Published:January 31, 2021DOI:https://doi.org/10.1016/j.clbc.2021.01.017

      Abstract

      Most cases of metastatic breast cancer (MBC) arise as a recurrence of a previously treated early breast cancer. Distinct from recurrent MBC is de novo MBC (dnMBC), which describes patients who present with distant sites of disease at initial diagnosis and is reviewed here. dnMBC represents approximately 3% to 6% of new breast cancer diagnoses in high-income countries.

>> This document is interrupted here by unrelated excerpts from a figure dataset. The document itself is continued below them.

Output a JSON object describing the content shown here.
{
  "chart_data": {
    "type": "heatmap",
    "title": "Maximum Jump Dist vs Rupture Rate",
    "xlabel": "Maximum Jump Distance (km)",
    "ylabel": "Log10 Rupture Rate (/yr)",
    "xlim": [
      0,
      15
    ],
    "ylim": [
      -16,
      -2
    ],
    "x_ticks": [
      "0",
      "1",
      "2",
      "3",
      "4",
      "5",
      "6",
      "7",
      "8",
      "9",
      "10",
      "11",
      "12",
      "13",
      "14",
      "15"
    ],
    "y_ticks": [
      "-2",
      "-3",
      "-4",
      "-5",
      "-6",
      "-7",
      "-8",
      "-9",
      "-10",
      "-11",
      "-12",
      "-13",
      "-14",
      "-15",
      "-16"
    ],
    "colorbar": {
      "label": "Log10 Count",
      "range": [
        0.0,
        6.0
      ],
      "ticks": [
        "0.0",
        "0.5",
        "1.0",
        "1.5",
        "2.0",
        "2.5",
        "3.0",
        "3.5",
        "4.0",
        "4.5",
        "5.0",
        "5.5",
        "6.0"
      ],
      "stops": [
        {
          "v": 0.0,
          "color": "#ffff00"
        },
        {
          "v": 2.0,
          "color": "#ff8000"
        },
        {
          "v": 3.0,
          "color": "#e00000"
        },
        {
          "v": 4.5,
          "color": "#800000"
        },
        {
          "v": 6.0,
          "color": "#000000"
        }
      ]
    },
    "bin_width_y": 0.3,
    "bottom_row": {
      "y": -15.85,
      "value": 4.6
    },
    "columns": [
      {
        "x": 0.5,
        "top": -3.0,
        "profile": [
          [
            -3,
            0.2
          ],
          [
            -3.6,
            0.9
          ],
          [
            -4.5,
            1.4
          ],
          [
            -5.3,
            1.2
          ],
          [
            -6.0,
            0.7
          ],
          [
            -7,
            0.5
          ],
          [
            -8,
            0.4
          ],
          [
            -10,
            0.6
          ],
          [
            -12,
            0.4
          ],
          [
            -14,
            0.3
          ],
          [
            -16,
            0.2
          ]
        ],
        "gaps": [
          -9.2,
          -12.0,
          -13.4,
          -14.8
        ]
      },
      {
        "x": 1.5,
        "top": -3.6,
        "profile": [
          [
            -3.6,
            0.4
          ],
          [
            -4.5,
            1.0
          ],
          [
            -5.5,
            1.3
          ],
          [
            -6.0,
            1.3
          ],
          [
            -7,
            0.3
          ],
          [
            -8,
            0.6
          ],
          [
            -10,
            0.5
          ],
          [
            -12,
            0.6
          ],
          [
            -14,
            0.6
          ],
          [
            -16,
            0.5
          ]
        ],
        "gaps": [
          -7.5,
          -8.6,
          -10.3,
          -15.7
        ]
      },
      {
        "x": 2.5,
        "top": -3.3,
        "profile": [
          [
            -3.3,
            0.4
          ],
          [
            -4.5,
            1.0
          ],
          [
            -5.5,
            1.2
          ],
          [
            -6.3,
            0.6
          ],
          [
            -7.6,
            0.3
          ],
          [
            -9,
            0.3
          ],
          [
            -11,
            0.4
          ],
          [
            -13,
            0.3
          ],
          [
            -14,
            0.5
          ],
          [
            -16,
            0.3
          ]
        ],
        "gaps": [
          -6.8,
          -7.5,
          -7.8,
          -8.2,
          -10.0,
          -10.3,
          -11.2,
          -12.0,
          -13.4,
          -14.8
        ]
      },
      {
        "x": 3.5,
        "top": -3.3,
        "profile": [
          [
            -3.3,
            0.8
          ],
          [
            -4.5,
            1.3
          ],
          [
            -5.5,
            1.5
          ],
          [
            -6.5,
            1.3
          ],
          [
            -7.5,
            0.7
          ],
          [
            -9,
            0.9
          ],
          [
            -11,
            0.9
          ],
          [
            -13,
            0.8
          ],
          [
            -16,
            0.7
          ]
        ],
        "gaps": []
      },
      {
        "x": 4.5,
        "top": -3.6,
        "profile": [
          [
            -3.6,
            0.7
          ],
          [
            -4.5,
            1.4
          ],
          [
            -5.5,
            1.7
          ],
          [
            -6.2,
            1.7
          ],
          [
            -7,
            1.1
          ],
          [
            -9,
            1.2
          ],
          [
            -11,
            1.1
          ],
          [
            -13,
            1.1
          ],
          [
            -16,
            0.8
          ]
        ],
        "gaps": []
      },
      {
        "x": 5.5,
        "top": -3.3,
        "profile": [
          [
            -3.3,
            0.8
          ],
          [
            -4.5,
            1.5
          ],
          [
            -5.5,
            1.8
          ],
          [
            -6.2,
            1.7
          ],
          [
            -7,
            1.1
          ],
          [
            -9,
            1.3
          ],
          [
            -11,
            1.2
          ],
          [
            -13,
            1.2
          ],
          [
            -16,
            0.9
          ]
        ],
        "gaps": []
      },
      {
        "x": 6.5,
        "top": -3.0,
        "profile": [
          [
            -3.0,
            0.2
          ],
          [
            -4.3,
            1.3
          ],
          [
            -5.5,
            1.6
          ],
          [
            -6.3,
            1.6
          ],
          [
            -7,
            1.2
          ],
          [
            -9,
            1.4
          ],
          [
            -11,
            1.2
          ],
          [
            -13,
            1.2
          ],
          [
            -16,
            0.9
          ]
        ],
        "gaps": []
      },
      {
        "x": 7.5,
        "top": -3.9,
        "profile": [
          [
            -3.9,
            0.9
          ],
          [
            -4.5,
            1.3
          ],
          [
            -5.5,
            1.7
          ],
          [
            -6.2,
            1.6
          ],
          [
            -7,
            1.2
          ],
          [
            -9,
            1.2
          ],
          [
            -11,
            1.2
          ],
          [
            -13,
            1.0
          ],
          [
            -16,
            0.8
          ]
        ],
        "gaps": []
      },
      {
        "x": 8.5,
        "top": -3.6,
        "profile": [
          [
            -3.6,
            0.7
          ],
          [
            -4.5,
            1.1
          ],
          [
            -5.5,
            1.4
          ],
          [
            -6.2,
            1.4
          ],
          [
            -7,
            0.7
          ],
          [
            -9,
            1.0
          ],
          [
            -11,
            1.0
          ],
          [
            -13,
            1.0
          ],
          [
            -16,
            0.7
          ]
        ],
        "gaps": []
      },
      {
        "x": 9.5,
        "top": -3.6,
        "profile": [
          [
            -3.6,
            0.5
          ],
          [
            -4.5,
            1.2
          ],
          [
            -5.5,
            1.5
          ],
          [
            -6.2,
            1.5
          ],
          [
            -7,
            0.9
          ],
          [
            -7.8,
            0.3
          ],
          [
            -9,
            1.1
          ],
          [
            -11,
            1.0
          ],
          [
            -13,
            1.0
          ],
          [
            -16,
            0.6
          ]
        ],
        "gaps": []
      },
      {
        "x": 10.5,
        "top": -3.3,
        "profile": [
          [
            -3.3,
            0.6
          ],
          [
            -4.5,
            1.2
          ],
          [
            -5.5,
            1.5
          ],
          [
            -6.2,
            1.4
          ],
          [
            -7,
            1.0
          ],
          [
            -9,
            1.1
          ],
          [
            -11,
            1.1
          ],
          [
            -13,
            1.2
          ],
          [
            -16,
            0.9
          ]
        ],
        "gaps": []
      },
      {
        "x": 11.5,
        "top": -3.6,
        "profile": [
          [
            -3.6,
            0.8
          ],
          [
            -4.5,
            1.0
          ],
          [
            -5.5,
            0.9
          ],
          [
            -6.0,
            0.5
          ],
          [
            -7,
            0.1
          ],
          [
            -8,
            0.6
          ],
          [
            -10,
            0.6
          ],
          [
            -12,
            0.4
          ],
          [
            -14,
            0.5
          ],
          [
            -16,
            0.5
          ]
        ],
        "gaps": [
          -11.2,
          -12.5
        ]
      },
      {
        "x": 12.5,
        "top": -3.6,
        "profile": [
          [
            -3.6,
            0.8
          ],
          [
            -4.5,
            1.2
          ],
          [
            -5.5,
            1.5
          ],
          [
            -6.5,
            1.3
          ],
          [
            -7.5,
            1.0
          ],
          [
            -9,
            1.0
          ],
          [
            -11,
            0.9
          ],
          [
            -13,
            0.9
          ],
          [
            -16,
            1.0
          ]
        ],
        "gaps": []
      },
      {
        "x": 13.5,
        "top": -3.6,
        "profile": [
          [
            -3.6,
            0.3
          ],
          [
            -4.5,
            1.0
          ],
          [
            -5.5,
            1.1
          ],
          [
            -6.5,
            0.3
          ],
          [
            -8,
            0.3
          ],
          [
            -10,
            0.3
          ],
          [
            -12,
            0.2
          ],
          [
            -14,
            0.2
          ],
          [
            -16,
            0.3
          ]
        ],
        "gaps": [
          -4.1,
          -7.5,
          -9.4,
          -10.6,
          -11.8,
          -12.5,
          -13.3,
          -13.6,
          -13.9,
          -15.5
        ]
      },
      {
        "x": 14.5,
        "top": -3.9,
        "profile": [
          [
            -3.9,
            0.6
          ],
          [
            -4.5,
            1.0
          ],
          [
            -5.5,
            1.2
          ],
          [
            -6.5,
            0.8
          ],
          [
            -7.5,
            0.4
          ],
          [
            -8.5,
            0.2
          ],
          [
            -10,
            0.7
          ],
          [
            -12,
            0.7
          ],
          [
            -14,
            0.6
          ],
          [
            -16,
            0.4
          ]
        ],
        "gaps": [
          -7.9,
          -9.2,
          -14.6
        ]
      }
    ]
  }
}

This incidence has not declined despite decades of widespread use of population-based mammography screening. Overrepresentation of both biologically aggressive tumors and patients negatively impacted by social determinants of health are characteristics of dnMBC. Survival has generally been superior for patients with dnMBC compared with those with recurrent MBC, although it is similar to that for patients with recurrent MBC with long disease-free intervals. Subgroups of patients with dnMBC who experience prolonged survival include those with human epidermal growth factor receptor-2–positive disease or hormone receptor–positive bone-only disease. Opportunities to decrease dnMBC presentation may include novel screening modalities suited for biologically aggressive breast tumors and improved access to health care. Recognizing that there will remain some women diagnosed with dnMBC, refining our ability to identify those likely to be long-term survivors could allow for appropriate escalation or de-escalation of care. Finally, evaluation of tumor genomics in robust sample sizes has the potential to advance our knowledge of the biology of dnMBC as an entity distinct from recurrent MBC.